The challenge posed in Not our President is how do we construct a resistance movement, build a collective consciousness to fight the neo-fascism that Erica Davila, of Lewis University, correctly points out is promoted subliminally by a president whose real message many believe is “Make America White Again.” It is not an easy task when considering the array of interests that take refuge under the progressive tent. How do we move beyond Trump? How can we construct a nation upon a foundation of equity that embraces income equality, gender equality, sexual identity rights, the right to health care and housing, quality public education, human rights and full democratic participation? Is that even possible when our politics is often predicated by our class interests? We can declare Trump not our president, but we are still stuck with the racial baggage and class conflicts of our inherited homeland.

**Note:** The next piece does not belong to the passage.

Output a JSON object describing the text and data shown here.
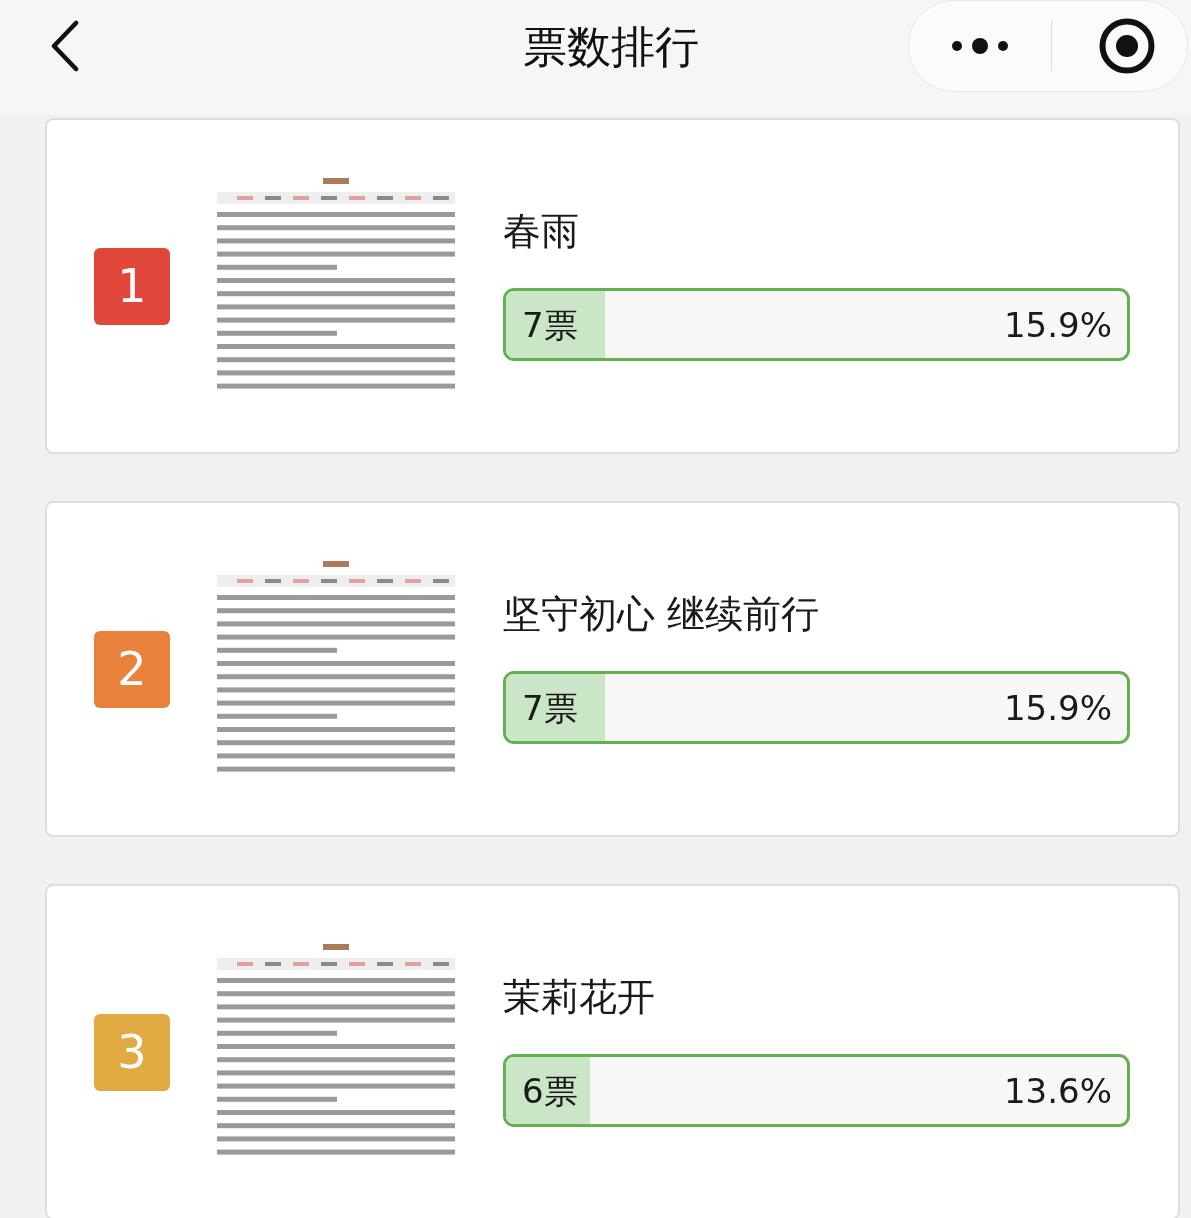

How do we fight back? In Not our President, Talib Kweli Greene, the hip-hop recording artist, suggests “we show solidarity with marginalized groups that will be further marginalized in Trump’s America.” He is right in noting the potential power of a coalition of the abused. We also need some specific steps to organize resistance. Aminifu R. Harvey, a retired professor from Fayetteville State University, offers a 19-step action plan based upon citizens’ discussions that examines the Trump presidency in the context of the 42 Declarations of Innocence ancient Egyptians used as a moral code.

Given the tactic of misinformation and deception employed by the Trump White House, the role our media plays in reinforcing Trumpism in our nation also cannot be underestimated or overlooked. Trump has weaponized presidential press briefings to the point that they injure public understanding of critical issues and further polarize an already divided public. Lasana Kazembe, a professor at Indiana University-Indianapolis who is the book’s co-author, encourages Americans to use alternative, non-corporate news sources and provides a list of those he believes will promote a deeper awareness and scrutiny of political issues. His point should not be taken lightly. The corporatization of our national news media has left many, on both sides of the partisan political spectrum, suspicious and distrustful of reporting that only seems to serve political ends. For the African-American community, the resuscitation and reconstruction of the black press is an essential prerequisite to collective action.

The real challenge raised in Not our President is not necessarily how we find peace with this administration. It is really how we find meaning in America. We are a scant nine years away from this nation’s 250th birthday, and the climate in this country now recalls the worse periods of American history for its black progeny. Perhaps it has always been this bad and the Obama presidency just gave us a reprieve. Still, it can’t be denied by any objective observer that the ominous cloud that now hangs over our nation is the climate change that Donald Trump caused. He’s not our president, but this is still our nation and we must summon the will and the strength to save America from itself.